I would absolutely classify Palm Beach County as an outlier considering for a majority of the graphs, it is well outside of the rest of the observations. Palm Beach County as a single observation cannot be reasonably grouped with any of the other observations.
---
title: "Homework 5"
author: "Niyati Sharma"
description: "Homework 5 "
date: "12/9/2022"
format:
html:
toc: true
code-fold: true
code-copy: true
code-tools: true
categories:
- hw5
- Niyati Sharma
---
---
```{r}
#| label: setup
#| warning: false
library(tidyverse)
library(smss)
library(alr4)
knitr::opts_chunk$set(echo = TRUE)
```
## Answer1
# A
Of all the four predictors listed, Beds would be deleted first because it has the highest p-value
# B
For forward elimination, we would add Size to the model first. Since Size and New have similar p-values, the correlation matrix reinforces the selection of Size first since it has a higher correlation to price compared to New.
# c
I think that Beds has such a large p-value in the regression model because it is somewhat redundant information. Size its capturing the overall size of the house, including bedrooms,meaning Beds isn’t really adding anything new to the model.

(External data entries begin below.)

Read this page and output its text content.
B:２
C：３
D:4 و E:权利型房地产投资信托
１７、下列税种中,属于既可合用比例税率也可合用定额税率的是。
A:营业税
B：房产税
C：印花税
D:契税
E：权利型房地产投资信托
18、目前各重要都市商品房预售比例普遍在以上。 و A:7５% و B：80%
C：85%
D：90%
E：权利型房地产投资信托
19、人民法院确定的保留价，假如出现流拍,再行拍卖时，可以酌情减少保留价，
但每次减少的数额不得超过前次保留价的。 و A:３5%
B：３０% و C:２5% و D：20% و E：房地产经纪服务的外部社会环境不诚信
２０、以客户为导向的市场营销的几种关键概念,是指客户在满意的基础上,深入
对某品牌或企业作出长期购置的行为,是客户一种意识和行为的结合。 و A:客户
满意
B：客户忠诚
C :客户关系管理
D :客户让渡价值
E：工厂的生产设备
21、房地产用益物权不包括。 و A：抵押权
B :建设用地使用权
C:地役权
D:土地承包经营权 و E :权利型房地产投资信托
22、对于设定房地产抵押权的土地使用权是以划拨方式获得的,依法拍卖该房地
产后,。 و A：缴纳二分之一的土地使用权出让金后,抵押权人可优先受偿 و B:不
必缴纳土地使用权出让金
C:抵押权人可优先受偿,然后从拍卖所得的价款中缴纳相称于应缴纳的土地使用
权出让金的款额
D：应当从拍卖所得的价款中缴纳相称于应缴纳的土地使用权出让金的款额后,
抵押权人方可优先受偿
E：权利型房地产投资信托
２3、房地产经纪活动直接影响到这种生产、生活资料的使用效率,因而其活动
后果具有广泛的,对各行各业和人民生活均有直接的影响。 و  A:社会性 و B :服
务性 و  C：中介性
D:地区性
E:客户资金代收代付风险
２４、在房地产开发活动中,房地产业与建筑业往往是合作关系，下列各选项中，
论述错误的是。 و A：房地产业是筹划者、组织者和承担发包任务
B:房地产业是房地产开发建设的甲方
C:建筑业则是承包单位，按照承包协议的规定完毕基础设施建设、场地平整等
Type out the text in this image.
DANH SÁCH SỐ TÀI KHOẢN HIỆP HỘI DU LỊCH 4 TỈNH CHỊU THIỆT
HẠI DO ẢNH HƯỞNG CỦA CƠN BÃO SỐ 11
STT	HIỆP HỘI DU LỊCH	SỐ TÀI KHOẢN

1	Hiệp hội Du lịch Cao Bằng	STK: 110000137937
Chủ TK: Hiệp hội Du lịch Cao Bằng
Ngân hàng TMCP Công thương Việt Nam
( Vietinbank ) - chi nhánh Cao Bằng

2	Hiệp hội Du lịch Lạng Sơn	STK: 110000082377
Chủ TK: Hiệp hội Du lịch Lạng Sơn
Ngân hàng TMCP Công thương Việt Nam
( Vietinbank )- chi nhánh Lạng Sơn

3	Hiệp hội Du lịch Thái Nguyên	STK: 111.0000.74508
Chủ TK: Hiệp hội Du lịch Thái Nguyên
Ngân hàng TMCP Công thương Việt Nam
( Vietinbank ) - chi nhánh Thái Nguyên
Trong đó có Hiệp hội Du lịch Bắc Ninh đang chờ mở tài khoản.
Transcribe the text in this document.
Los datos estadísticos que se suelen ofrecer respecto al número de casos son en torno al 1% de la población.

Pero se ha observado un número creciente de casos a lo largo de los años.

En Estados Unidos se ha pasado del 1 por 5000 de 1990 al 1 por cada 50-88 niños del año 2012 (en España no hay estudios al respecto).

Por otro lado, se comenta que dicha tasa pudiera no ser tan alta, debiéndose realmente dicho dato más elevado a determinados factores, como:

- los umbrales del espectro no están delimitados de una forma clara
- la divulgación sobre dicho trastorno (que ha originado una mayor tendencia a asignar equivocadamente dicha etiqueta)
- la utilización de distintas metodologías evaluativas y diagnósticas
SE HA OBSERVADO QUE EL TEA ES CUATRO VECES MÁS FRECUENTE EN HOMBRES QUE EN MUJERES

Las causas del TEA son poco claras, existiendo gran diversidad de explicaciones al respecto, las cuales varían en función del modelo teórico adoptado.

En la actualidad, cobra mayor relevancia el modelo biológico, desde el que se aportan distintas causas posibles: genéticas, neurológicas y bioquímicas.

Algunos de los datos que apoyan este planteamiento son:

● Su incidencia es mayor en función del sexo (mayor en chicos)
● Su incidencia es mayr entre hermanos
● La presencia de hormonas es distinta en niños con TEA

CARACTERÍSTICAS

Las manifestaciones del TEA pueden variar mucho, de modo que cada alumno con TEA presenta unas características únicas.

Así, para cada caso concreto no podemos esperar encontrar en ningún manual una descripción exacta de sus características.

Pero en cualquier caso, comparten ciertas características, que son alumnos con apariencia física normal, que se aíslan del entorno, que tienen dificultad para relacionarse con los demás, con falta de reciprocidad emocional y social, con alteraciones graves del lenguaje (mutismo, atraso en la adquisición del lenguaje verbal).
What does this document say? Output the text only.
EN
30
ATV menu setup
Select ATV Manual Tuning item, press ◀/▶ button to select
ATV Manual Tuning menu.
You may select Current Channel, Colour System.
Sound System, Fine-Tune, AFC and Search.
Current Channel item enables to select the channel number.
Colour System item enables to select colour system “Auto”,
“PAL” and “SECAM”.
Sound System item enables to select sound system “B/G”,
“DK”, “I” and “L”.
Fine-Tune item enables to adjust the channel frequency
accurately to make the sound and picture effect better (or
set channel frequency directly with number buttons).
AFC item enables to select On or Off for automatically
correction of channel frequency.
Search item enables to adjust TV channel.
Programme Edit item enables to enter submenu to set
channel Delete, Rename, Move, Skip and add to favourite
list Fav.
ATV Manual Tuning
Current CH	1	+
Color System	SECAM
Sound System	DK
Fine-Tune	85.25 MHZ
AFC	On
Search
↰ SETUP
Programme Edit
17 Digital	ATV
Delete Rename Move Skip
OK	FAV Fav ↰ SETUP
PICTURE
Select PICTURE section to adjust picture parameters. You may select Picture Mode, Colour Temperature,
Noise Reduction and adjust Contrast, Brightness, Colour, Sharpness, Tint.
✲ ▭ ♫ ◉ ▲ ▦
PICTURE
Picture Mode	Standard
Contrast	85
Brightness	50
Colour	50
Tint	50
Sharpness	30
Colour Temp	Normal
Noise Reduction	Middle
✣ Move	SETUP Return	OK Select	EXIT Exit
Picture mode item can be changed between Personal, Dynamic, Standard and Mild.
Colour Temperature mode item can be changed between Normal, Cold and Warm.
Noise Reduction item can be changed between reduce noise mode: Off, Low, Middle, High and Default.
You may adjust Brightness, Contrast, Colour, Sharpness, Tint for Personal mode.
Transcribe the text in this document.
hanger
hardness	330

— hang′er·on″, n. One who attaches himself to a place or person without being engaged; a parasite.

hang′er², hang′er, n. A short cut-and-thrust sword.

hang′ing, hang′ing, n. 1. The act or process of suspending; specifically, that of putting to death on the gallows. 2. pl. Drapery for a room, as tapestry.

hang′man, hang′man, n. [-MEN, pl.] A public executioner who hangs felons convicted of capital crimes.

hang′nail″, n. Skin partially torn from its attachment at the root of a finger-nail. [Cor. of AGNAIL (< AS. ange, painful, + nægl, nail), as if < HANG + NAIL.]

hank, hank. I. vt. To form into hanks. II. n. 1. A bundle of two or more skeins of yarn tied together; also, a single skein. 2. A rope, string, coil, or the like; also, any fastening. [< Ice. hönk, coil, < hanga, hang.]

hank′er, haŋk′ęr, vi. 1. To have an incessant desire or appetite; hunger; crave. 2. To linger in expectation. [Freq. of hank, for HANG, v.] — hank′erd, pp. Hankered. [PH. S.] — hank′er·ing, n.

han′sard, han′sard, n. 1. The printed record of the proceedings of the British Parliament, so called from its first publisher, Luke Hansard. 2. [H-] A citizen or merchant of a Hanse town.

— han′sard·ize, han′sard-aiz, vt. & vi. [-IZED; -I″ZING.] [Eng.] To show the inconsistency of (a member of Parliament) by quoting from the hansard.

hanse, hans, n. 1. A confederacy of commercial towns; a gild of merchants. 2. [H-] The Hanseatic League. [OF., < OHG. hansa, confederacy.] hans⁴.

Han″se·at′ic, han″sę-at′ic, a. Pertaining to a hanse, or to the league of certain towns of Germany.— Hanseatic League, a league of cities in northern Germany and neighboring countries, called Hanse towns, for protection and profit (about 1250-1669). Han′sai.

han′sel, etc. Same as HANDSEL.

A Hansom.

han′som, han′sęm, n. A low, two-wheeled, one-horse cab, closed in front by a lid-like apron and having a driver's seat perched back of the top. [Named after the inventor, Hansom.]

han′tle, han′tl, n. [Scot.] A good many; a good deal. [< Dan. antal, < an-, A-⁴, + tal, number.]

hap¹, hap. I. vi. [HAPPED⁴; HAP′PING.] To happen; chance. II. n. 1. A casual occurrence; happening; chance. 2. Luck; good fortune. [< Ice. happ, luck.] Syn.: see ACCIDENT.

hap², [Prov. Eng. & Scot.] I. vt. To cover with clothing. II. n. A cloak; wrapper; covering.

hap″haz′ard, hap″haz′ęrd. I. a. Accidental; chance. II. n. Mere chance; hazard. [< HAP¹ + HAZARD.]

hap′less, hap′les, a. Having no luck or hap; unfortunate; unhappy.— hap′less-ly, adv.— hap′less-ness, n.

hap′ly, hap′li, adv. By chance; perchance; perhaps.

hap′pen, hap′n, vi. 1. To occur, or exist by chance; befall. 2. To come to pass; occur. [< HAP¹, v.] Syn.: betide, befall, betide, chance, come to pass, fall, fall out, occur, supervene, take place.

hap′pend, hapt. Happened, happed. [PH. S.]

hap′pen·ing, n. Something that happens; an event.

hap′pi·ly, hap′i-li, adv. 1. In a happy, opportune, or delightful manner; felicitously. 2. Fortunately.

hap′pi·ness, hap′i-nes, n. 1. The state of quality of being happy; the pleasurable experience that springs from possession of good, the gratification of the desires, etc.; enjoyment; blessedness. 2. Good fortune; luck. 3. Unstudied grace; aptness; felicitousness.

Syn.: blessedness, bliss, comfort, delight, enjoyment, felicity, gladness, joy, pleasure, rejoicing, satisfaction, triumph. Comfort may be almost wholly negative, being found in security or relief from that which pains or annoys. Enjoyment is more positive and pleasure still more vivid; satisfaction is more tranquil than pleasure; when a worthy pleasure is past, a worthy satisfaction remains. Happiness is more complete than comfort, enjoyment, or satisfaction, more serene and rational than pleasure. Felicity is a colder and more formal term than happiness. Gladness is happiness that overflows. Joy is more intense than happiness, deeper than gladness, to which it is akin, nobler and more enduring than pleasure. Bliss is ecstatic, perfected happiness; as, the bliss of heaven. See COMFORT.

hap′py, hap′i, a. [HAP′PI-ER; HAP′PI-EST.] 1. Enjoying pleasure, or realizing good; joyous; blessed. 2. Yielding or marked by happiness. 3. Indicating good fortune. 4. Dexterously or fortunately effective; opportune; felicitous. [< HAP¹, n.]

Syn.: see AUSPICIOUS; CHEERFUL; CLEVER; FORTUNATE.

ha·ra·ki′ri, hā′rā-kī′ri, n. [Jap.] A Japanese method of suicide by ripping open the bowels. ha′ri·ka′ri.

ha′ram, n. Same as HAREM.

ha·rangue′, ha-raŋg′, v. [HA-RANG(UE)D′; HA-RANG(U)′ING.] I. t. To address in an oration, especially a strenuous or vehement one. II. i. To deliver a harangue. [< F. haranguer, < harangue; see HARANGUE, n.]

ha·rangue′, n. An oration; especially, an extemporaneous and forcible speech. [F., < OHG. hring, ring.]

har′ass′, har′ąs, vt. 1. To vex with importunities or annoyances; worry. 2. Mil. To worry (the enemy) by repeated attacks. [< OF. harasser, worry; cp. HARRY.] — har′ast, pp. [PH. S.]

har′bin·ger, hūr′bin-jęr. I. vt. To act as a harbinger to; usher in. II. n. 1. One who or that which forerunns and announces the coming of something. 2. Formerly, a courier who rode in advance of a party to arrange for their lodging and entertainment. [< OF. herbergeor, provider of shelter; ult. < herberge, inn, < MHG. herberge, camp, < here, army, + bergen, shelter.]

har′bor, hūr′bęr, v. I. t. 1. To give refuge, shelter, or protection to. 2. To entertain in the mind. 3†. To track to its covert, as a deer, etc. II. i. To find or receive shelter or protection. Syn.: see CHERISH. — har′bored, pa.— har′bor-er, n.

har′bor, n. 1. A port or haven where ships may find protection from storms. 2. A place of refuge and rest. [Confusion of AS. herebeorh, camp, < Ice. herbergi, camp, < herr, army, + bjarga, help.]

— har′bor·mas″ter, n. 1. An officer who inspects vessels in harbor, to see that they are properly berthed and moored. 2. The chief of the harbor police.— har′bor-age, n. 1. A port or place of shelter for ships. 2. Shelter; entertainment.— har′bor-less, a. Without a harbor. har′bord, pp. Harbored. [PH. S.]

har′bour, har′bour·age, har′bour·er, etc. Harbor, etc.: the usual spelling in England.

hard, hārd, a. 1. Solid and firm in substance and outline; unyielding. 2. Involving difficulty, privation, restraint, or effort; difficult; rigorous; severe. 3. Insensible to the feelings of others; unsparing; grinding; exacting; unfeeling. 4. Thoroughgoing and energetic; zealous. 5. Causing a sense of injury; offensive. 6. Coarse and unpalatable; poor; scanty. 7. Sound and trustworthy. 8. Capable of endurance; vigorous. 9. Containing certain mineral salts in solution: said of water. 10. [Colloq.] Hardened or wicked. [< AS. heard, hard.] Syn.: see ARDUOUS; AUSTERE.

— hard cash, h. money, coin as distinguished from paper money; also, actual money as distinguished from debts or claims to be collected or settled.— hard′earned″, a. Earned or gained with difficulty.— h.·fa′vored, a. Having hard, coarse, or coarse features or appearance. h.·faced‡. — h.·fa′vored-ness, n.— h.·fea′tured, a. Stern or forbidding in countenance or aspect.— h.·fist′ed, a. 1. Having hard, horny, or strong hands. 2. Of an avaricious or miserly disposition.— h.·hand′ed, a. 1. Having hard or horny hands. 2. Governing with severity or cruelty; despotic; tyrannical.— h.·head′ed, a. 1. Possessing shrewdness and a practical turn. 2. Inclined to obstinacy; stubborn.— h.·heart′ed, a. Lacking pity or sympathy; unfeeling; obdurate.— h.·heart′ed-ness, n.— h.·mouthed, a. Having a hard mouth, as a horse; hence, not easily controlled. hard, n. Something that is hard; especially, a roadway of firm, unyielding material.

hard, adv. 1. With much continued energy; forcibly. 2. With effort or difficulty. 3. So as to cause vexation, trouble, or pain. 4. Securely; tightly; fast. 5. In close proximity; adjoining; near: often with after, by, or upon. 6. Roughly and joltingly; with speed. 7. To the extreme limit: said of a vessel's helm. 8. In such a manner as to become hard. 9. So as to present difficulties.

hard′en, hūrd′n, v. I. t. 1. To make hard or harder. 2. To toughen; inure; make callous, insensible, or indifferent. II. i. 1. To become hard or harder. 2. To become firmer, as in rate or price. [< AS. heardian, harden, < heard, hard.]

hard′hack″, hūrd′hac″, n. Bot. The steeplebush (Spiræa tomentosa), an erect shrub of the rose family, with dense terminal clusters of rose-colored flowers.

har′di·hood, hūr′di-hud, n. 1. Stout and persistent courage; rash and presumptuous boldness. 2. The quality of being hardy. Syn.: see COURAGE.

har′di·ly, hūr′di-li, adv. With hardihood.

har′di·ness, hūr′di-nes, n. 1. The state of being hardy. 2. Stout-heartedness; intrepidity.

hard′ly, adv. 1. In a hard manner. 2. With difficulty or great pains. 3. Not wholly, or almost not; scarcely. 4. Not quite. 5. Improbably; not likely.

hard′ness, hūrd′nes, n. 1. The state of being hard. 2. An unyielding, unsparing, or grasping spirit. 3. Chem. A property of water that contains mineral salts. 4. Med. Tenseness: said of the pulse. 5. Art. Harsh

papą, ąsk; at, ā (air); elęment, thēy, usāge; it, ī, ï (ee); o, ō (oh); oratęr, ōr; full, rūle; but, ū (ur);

Beds could be highly correlated with price since more beds means larger size, but we already have Size accounting for a large portion of the variation.
# D
```{r}
library(smss)
data("house.selling.price.2")
reg <- house.selling.price.2
hw1_lm_full <- lm(P ~ S + Be + Ba + New, data=reg)
model_terms <- c('New', 'Ba', 'Be', 'S', 'Be + Ba + New', 'S + Be + New', 'S + Ba + New', 'S + Be + Ba', 'Ba + New', 'Be + New', 'Be + Ba', 'S + New', 'S + Be', 'S + Ba', 'S + Be + Ba + New')
hw1_model_stats <- data.frame(model = character(),
r2 = numeric(),
adj_r2 = numeric(),
PRESS = numeric(),
AIC = numeric(),
BIC = numeric(),
stringsAsFactors = FALSE)
PRESS <- function(model) {
i <- residuals(model)/(1 - lm.influence(model)$hat)
sum(i^2)
}
```
```{r}
attach(hw1)
for(i in 1:length(model_terms)){
lm.i <- lm(paste("P ~ ", model_terms[i], sep = ""))
sul = summary(lm.i)
rowsss <- c(model_terms[i],
signif(sul$r.squared, 4),
signif(sul$adj.r.squared, 4),
signif(PRESS(lm.i), 4),
signif(AIC(lm.i), 4),
signif(BIC(lm.i))
)
hw1_model_stats <- rbind(hw1_model_stats, rowsss)
}
colnames(hw1_model_stats)<-c("Model", "R2", "Adj R2", "PRESS", "AIC", "BIC")
kbl <- knitr::kable(hw1_model_stats)
```
* R2 - In terms of R2, using all the predictors wins out by a slim margin (.8681)
* Adjusted R2 - In terms of Adjusted R2, using Size, Baths, and New wins out.
* PRESS - In terms of using PRESS, again, using Size, Baths, and New wins out.
* AIC - In terms of using AIC, again, using Size, Baths, and New wins out.
* BIC - In terms of using BIC, again, again,using Size, Baths, and New wins out.
# E
Based off the five criterion listed in the previous question, the model that uses (size, baths, new) as predictors won out on four of the five criteria, thus I would use this model.
## Answer 2
# a
```{r}
black_cherry <- trees
black_cherry_lm <- lm(Volume ~ Height + Girth, data = black_cherry)
par(mfrow = c(2,3)); plot(black_cherry_lm, which = 1:6)
```
# b
The following regression assumptions are being violated:
* Homoskedasticity - According the the residuals vs fitted plot, the residuals seemed to be grouped at various spots within the plot. This seems to suggest some heteroskedasticity going on.
* Independence of Errors - Judging by the Cook’s Distance and Residuals vs Leverage plots, observation 31 seems to be unusually influential. Given its distance from observations, as well as the observation falling outside of the bound in the Residuals vs Leverage plot, it be said that due to this observation, this assumption is being violated.
## Answer 3
# a
```{r}
vt <- lm(Buchanan ~ Bush, data=florida)
par(mfrow = c(2,3)); plot(vt, which = 1:6)
```
# b
I would absolutely classify Palm Beach County as an outlier considering for a majority of the graphs, it is well outside of the rest of the observations. Palm Beach County as a single observation cannot be reasonably grouped with any of the other observations.